Delaying the exam until next year, commissioners said, would leave fewer of the higher-paid engineers on staff, forcing the county to pay them more in overtime as they work extra to cover one anothers’ absences.

Commission Chairman Rory Reid said he was “dumbfounded” by Beaman’s reply, especially given that the union chief has said publicly that he has no control over overtime costs.

“I don’t understand why they’re doing what they’re doing,” Reid said. “If ... they don’t want to cooperate to balance the budget, we’ll have to figure out other ways to do that.”

In an April 6 e-mail to county Human Resources Director Jesse Hoskins, Beaman, who is an engineer, said holding exams this year would violate the union’s contract, which states the test is offered every other year. The last time was in 2009.

That every-other-year timetable is in the collective bargaining agreement “to prevent surprises to candidates, to make sure that all applicants were aware of the eligibility cutoff dates and allow for those qualifications needed to be met prior to the test,” Beaman wrote.

Firefighters are responsible for the lifesaving duties most people associate with the title, while an engineer drives firefighters to incidents and is responsible for the function of fire equipment. In 2009, engineers’ average compensation, including overtime, was about $131,000, while compensation for a Firefighter I was $55,307 and a Firefighter II was $90,084.

Beaman refused to discuss the e-mails with the Sun on Thursday. They are part of negotiations and should not have been released, he said.

County staff and the firefighters union are negotiating a new contract.

Rusty McAllister, president of the Professional Fire Fighters of Nevada, said Beaman’s reluctance to budge on the tests is warranted because it is in the union contract. If the county wanted to allow engineer testing this year, it should have made that part of its contract proposal when negotiations began this year, McAllister added.

“My question is, ‘Why didn’t the county’s negotiating team put that in?’ ” McAllister said, adding that he is not involved in the county-union negotiations. “It seems like an error on their part.”

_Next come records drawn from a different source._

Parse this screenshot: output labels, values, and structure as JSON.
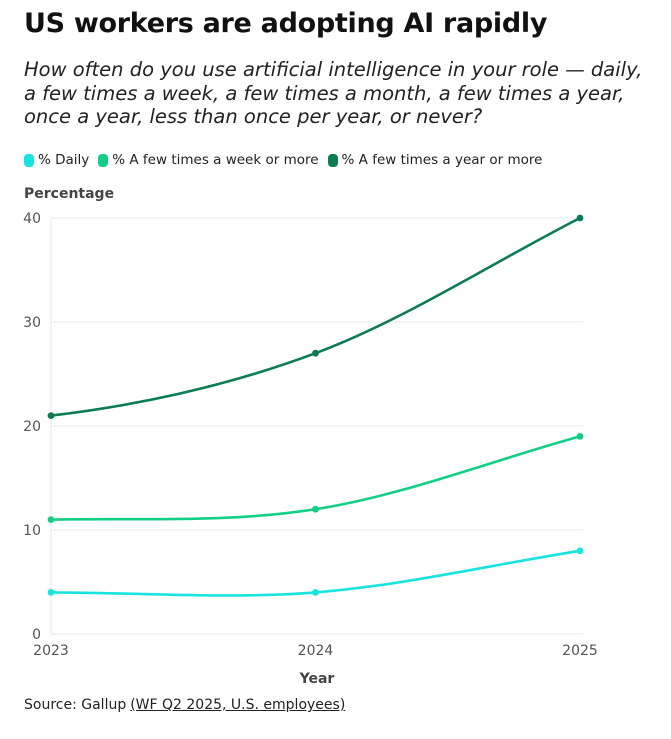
{
  "title": "US workers are adopting AI rapidly",
  "subtitle": "How often do you use artificial intelligence in your role — daily, a few times a week, a few times a month, a few times a year, once a year, less than once per year, or never?",
  "source": {
    "label": "Source: Gallup",
    "link_text": "(WF Q2 2025, U.S. employees)"
  },
  "chart_data": {
    "type": "line",
    "x": [
      2023,
      2024,
      2025
    ],
    "xlabel": "Year",
    "ylabel": "Percentage",
    "ylim": [
      0,
      40
    ],
    "yticks": [
      0,
      10,
      20,
      30,
      40
    ],
    "grid": true,
    "legend_position": "top-left",
    "series": [
      {
        "name": "% Daily",
        "color": "#19e3de",
        "values": [
          4,
          4,
          8
        ]
      },
      {
        "name": "% A few times a week or more",
        "color": "#12cf85",
        "values": [
          11,
          12,
          19
        ]
      },
      {
        "name": "% A few times a year or more",
        "color": "#0b7d50",
        "values": [
          21,
          27,
          40
        ]
      }
    ]
  }
}
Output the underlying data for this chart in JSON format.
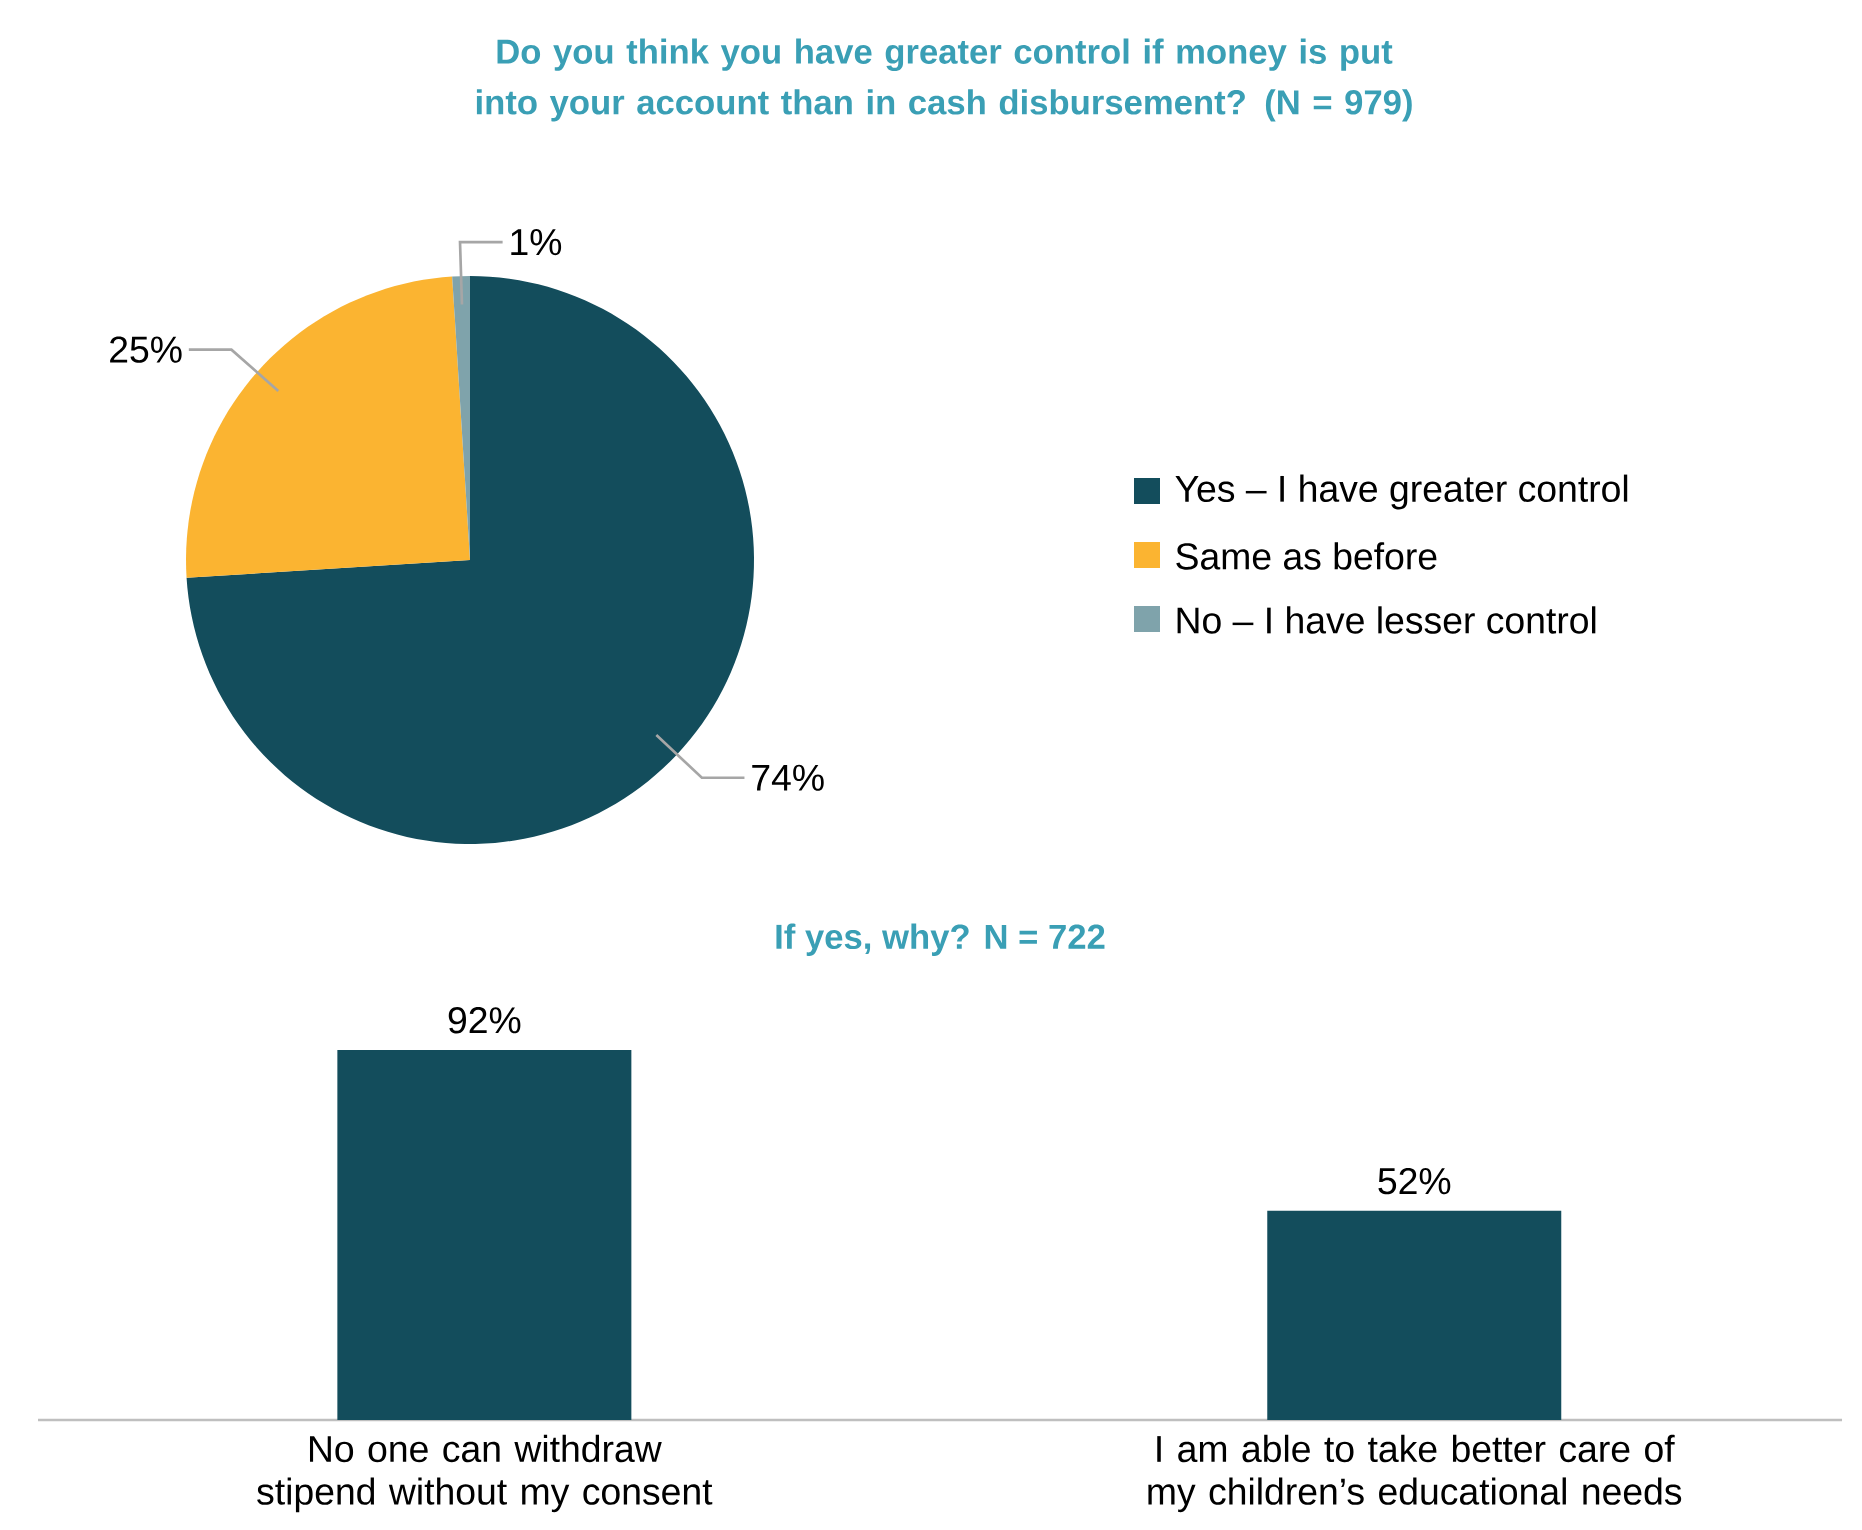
{
  "chart_data": [
    {
      "type": "pie",
      "title": "Do you think you have greater control if money is put into your account than in cash disbursement? (N = 979)",
      "categories": [
        "Yes – I have greater control",
        "Same as before",
        "No – I have lesser control"
      ],
      "values": [
        74,
        25,
        1
      ],
      "colors": [
        "#134d5c",
        "#fbb431",
        "#7fa3ab"
      ],
      "value_labels": [
        "74%",
        "25%",
        "1%"
      ],
      "legend": "right"
    },
    {
      "type": "bar",
      "title": "If yes, why? N = 722",
      "categories": [
        "No one can withdraw stipend without my consent",
        "I am able to take better care of my children’s educational needs"
      ],
      "values": [
        92,
        52
      ],
      "color": "#134d5c",
      "value_labels": [
        "92%",
        "52%"
      ]
    }
  ]
}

But something could still be worked out, he noted. “Anything is negotiable. I’d say tit for tat. If I’ve got something you want, we can barter.”

Commissioner Steve Sisolak was outraged at the suggestion that the county should barter “for something that would be in the best interest of the taxpayer and the union’s own members.”

“Why do they always have to get something for helping the taxpayer save money or helping out their own members?” Sisolak said. “This isn’t asking to cut their vacation days. It’s to add an exam so we can have some firefighters ready to become engineers.”

The “hard line” Beaman took in his e-mail, Sisolak said, will benefit existing engineers because they’ll collect more overtime until a new round of engineers is ready to fill vacancies. But it will hurt younger firefighters who have to wait another year to take the test to pursue the promotion.

“Not only isn’t this going to reduce overtime, it’s going to increase it,” he said.

County Manager Virginia Valentine reported this week that although the county expects to reduce overtime by 11 percent overall this year, Fire Department overtime is on pace to rise 6.2 percent — from $14.1 million in fiscal year 2009 to $15 million in the fiscal year that ends July 31. If the Fire Department were excluded from that calculation, the county would spend about $2.7 million on overtime this year.

Reid wrote an e-mail to Valentine on Monday after seeing the latest county overtime projections and seeing Beaman’s e-mail.

“Not hiring people has been the thing (the union has) pointed to for a long time, and now that we’ve agreed to hire more people, they say no,” Reid stated. “Their actions are completely contrary to their recent public statements that they have no control over overtime and that they have no opportunity to provide input into how the county staffs fire positions.”

That discord could play into cost-cutting measures the county must take to meet a projected $57 million budget gap in the coming year.

“I think we have no choice but to consider whatever equipment and resource utilization decisions are necessary to reduce our costs and get us closer to solving our budget deficit,” Reid wrote. “Let me know what the next steps are.”